Kindi was among eight experienced cavers who took the plunge into the cave last week, while two colleagues remained at the top.

Footage showed cave formations and grey and lime-green cave pearls, formed by dripping water.

"Passion drove us to do this, and we felt that this is something that will reveal a new wonder and part of Yemeni history," Kindi, who also owns a mining and petroleum consultancy firm, said.

"We collected samples of water, rocks, soil and some dead animals but have yet to have them analysed.

"There were dead birds, which does create some bad odours, but there was no overwhelming bad smell."

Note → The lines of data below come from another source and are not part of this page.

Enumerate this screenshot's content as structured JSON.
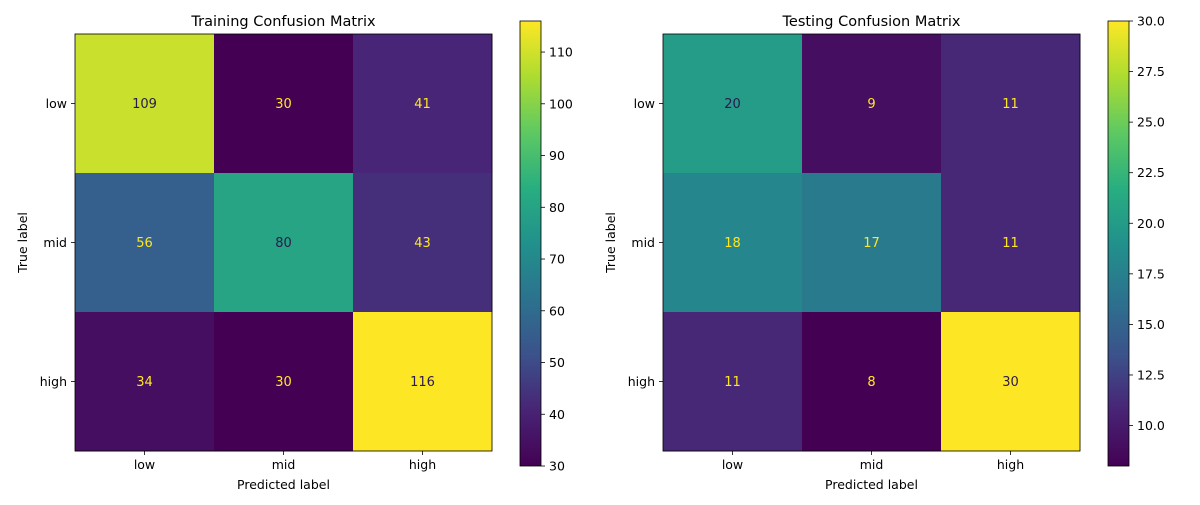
{
  "chart_data": [
    {
      "type": "heatmap",
      "title": "Training Confusion Matrix",
      "xlabel": "Predicted label",
      "ylabel": "True label",
      "x_categories": [
        "low",
        "mid",
        "high"
      ],
      "y_categories": [
        "low",
        "mid",
        "high"
      ],
      "values": [
        [
          109,
          30,
          41
        ],
        [
          56,
          80,
          43
        ],
        [
          34,
          30,
          116
        ]
      ],
      "colormap": "viridis",
      "vmin": 30,
      "vmax": 116,
      "colorbar_ticks": [
        30,
        40,
        50,
        60,
        70,
        80,
        90,
        100,
        110
      ],
      "colorbar_tick_labels": [
        "30",
        "40",
        "50",
        "60",
        "70",
        "80",
        "90",
        "100",
        "110"
      ],
      "grid": false
    },
    {
      "type": "heatmap",
      "title": "Testing Confusion Matrix",
      "xlabel": "Predicted label",
      "ylabel": "True label",
      "x_categories": [
        "low",
        "mid",
        "high"
      ],
      "y_categories": [
        "low",
        "mid",
        "high"
      ],
      "values": [
        [
          20,
          9,
          11
        ],
        [
          18,
          17,
          11
        ],
        [
          11,
          8,
          30
        ]
      ],
      "colormap": "viridis",
      "vmin": 8,
      "vmax": 30,
      "colorbar_ticks": [
        10,
        12.5,
        15,
        17.5,
        20,
        22.5,
        25,
        27.5,
        30
      ],
      "colorbar_tick_labels": [
        "10.0",
        "12.5",
        "15.0",
        "17.5",
        "20.0",
        "22.5",
        "25.0",
        "27.5",
        "30.0"
      ],
      "grid": false
    }
  ]
}
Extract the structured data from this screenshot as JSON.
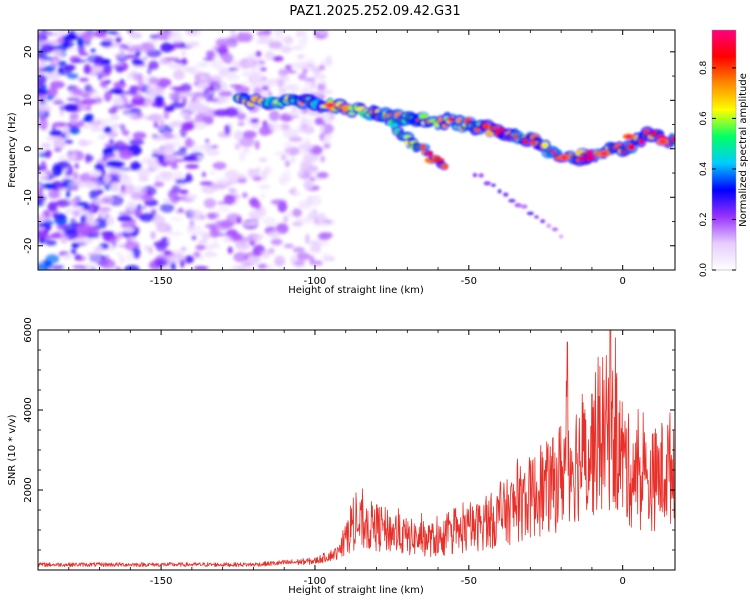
{
  "title": "PAZ1.2025.252.09.42.G31",
  "chart_data": [
    {
      "type": "heatmap",
      "name": "spectrogram",
      "xlabel": "Height of straight line (km)",
      "ylabel": "Frequency (Hz)",
      "xlim": [
        -190,
        17
      ],
      "ylim": [
        -25,
        24.5
      ],
      "xticks": [
        -150,
        -100,
        -50,
        0
      ],
      "yticks": [
        -20,
        -10,
        0,
        10,
        20
      ],
      "colorbar": {
        "label": "Normalized spectral amplitude",
        "range": [
          0,
          0.95
        ],
        "ticks": [
          "0.0",
          "0.2",
          "0.4",
          "0.6",
          "0.8"
        ],
        "tick_values": [
          0,
          0.2,
          0.4,
          0.6,
          0.8
        ],
        "colors": [
          "#ffffff",
          "#e6ccff",
          "#9933ff",
          "#0000ff",
          "#00ccff",
          "#00ff66",
          "#ffff00",
          "#ff8800",
          "#ff0000",
          "#ff0080"
        ]
      },
      "ridge": [
        {
          "h": -125,
          "f": 10
        },
        {
          "h": -110,
          "f": 10
        },
        {
          "h": -95,
          "f": 9
        },
        {
          "h": -80,
          "f": 7
        },
        {
          "h": -65,
          "f": 6
        },
        {
          "h": -50,
          "f": 5
        },
        {
          "h": -40,
          "f": 3.5
        },
        {
          "h": -30,
          "f": 2
        },
        {
          "h": -20,
          "f": -2
        },
        {
          "h": -10,
          "f": -1.5
        },
        {
          "h": 0,
          "f": 0
        },
        {
          "h": 8,
          "f": 3
        },
        {
          "h": 17,
          "f": 1.5
        }
      ],
      "branch": [
        {
          "h": -75,
          "f": 5
        },
        {
          "h": -65,
          "f": 0
        },
        {
          "h": -58,
          "f": -4
        }
      ]
    },
    {
      "type": "line",
      "name": "snr",
      "xlabel": "Height of straight line (km)",
      "ylabel": "SNR (10 * v/v)",
      "xlim": [
        -190,
        17
      ],
      "ylim": [
        0,
        6000
      ],
      "xticks": [
        -150,
        -100,
        -50,
        0
      ],
      "yticks": [
        2000,
        4000,
        6000
      ],
      "color": "#e8302a",
      "envelope": [
        {
          "h": -190,
          "v": 150
        },
        {
          "h": -120,
          "v": 150
        },
        {
          "h": -100,
          "v": 250
        },
        {
          "h": -92,
          "v": 500
        },
        {
          "h": -88,
          "v": 1400
        },
        {
          "h": -80,
          "v": 1300
        },
        {
          "h": -70,
          "v": 1000
        },
        {
          "h": -60,
          "v": 900
        },
        {
          "h": -50,
          "v": 1200
        },
        {
          "h": -40,
          "v": 1600
        },
        {
          "h": -30,
          "v": 2200
        },
        {
          "h": -22,
          "v": 2600
        },
        {
          "h": -18,
          "v": 3300
        },
        {
          "h": -12,
          "v": 3400
        },
        {
          "h": -6,
          "v": 4200
        },
        {
          "h": -3,
          "v": 4000
        },
        {
          "h": 2,
          "v": 3000
        },
        {
          "h": 8,
          "v": 2600
        },
        {
          "h": 17,
          "v": 3200
        }
      ],
      "peaks": [
        {
          "h": -18,
          "v": 5700
        },
        {
          "h": -4,
          "v": 6000
        },
        {
          "h": -10,
          "v": 4400
        }
      ]
    }
  ]
}
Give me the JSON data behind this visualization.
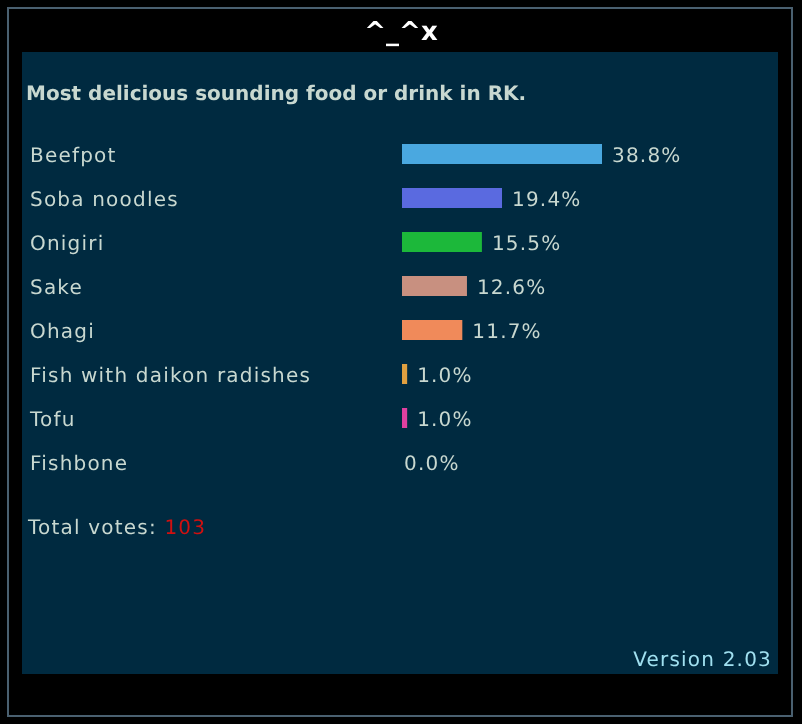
{
  "chart_data": {
    "type": "bar",
    "orientation": "horizontal",
    "title": "Most delicious sounding food or drink in RK.",
    "categories": [
      "Beefpot",
      "Soba noodles",
      "Onigiri",
      "Sake",
      "Ohagi",
      "Fish with daikon radishes",
      "Tofu",
      "Fishbone"
    ],
    "values": [
      38.8,
      19.4,
      15.5,
      12.6,
      11.7,
      1.0,
      1.0,
      0.0
    ],
    "colors": [
      "#4aa8e0",
      "#5a6ae0",
      "#1cb83a",
      "#c89080",
      "#f08a5a",
      "#e0a040",
      "#e040a0",
      null
    ],
    "value_labels": [
      "38.8%",
      "19.4%",
      "15.5%",
      "12.6%",
      "11.7%",
      "1.0%",
      "1.0%",
      "0.0%"
    ],
    "annotations": [
      "^_^x",
      "Total votes: 103",
      "Version 2.03"
    ]
  }
}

Yemeni officials said they did not know what lay in the depths of the pit, which they estimated to be "millions and millions" of years old, and said they had never reached the bottom.

"We have gone to visit the area and entered the well, reaching more than 50-60 metres down," Salah Babhair, director general of Mahra's geological survey and mineral resources authority, said in June.

"We noticed strange things inside. We also smelled something strange… It's a mysterious situation."

Some have speculated the well is a supervolcano which will eventually erupt, but there is no scientific evidence for the theory.

Others have wondered if the hole is a pingo, a type of geological phenomenon which recently cropped up in the Yamal Peninsula in Russia in the last decade. 

In 2014, Chris Fogwill, Keele University Professor of Glaciology and Palaeoclimatology, suggested the well was a collapsed pingo, which happens when an ancient ice formation collapses.   

Fogwill told the Daily Mail: "The erosion around the edge suggests it is not new."